Una concezione sorpassata e vecchia

Ma se si tratta di giovani generazioni, è obiettivamente stupido che si ricorra ancora a queste concezioni veramente arcaiche. La sfortuna non esiste, come non esiste la fortuna. E’ solo il modo in cui noi interpretiamo degli eventi dolorosi, proiettando fuori da noi la responsabilità e la causa di quello che ci accade di negativo. Nessuno può realmente avere il potere di attirare il male o il bene, se non nelle serie fantasy o nei rituali scherzosi di fine d’anno!

Sfoderiamo le unghie

Quindi se veniamo accusate di essere delle porta-sfiga, non sentiamoci ferite: chi condivide questa opinione e la diffonde è una persona che non merita credito né considerazione. È un (una) miserabile che non ha nient’altro a cui aggrapparsi per infastidire le sue conoscenze. Vive nel passato e prima o poi si troverà solo (o sola) nella sua pochezza mentale. Per reagire, però, possiamo tirar fuori le unghie e scherzarci su: invece di mostrarci dispiaciute, sfoderiamo battute sulla nostra potenza magica e sulle creature malvagie che possiamo evocare. Qualcuno, più credulone della media consentita, si spaventerà davvero!
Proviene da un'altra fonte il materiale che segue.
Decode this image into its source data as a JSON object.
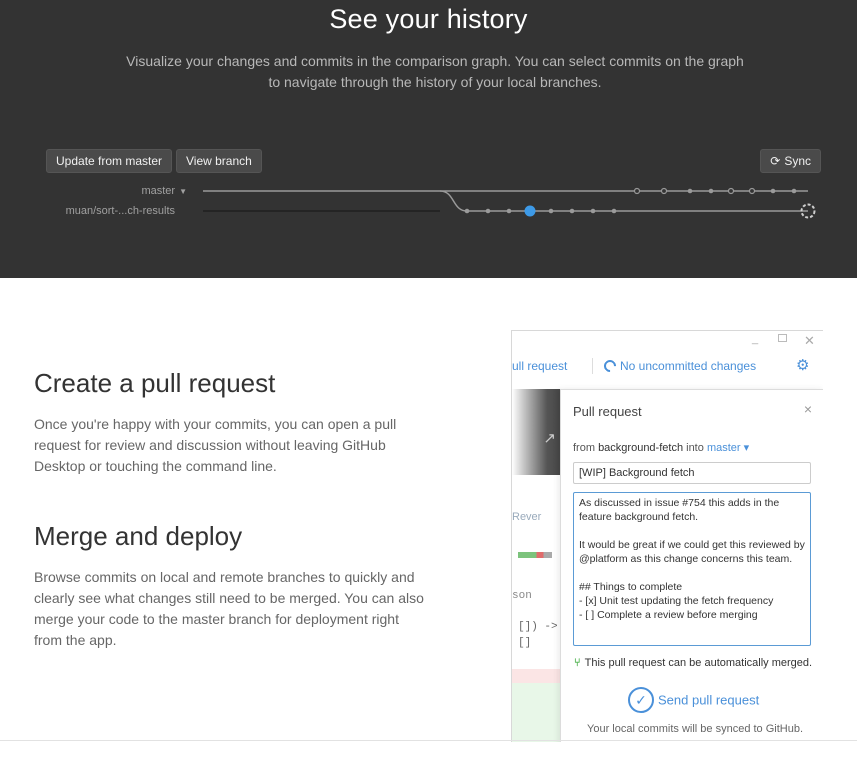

Facciamo chiarezza con amiche  e amici

Però facciamo chiarezza con le persone cui teniamo davvero: comunichiamo loro il nostro disagio e la possibilità che il legame reciproco possa soffrire di questa insulsa diceria. È chiaro che non dobbiamo dimostrare un bel niente, cioè che non siamo delle pericolose menagramo, ma mettere alla prova il loro affetto per noi. E se qualcuno dimostra di credere a questa assurda etichetta, bè, c’è la magia giusta: si chiama “ciao ciao” e consiste in un taglio netto della relazione con questa persona. Perché perdere tempo a spiegare qualcosa a chi non è in grado di capirla?